One was the set. A modern balsa-looking wall, a bare stage with table on one side, a mess of garbage pails and rubble on the other side of the wall. No “crevasse” but a whole section removed. Already, the intimacy was an illusion.
The stage was dominated by a huge screen from ceiling to floor with nothing on it. What should have been an Arcadian setting (albeit ersatz-Babylonian) became a simple set with a giant white nothingness in the background.
True that screen had some stop-motion pictures in the second act (not a lion, but what seemed like a rabid dog or coyote), and fruit trees. But that seemed a distraction in such an enchanting chamber piece. Add to that a few more distractions, like a Second Act aquarium bowl (supposedly a brook), and the title of the opera in Arabic. (Rather than the Babylonian Akkadian language, which looks even more exotic).
What really destroyed the illusion, though, were military things which are nowhere in Ovid, and I doubt in Hasse’s original opera. First, the father accompanied in the first act by a muscular guard holding a semi-automatic gun. Then, a totally absurd second act beginning as two camouflaged GI’s with guns and flashlights, run through the nighttime sets. And if they are evidently employees of the father, why the hell should they have tried to rape Thisbe just as the wild beast is appearing on the screen??
The near-rape is actual violence in a story which comes nowhere near to that kind of action. The delight of Ovid’s story (and the Hasse opera) is that the lovers were torn apart by Nature, just as their blood turned the mulberries blood-red.
Even with the un-Ovidian coda as the father kills himself, we still must be left with the beauty of the two lovers, the simplicity of the story. And of Ovid’s verse about the death translated by Ted Hughes:
“The gods were listening and were touched. /And the gods touched their parents.
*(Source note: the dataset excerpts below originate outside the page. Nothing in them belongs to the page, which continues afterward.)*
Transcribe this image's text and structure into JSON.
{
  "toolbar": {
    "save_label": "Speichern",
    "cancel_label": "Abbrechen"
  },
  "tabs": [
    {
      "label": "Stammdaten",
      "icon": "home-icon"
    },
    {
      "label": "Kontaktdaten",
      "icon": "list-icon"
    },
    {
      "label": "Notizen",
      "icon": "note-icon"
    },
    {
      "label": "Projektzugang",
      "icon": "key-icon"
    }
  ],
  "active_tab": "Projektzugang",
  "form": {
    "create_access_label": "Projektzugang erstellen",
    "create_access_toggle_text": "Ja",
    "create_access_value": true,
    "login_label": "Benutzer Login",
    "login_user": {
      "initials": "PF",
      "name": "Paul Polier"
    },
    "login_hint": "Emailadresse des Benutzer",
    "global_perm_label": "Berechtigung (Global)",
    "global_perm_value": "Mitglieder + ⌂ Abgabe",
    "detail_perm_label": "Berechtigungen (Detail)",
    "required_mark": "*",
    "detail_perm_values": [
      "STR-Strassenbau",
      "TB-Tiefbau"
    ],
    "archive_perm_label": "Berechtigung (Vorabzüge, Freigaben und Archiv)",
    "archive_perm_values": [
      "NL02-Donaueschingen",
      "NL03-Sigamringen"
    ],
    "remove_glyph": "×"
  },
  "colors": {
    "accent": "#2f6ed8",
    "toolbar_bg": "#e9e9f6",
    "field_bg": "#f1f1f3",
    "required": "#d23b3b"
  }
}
Ever after /Mulberries, as they ripen darken purple.”
So one is still left with these beautiful arias, these simple melodies enhanced by Baroque embroidery, here sung by a pair of seeming-adolescents feeling the rapture through their voices.
One leaves this rare theatrical event trying to ignore the military distractions and remembering the melodic creations of composer Hasse.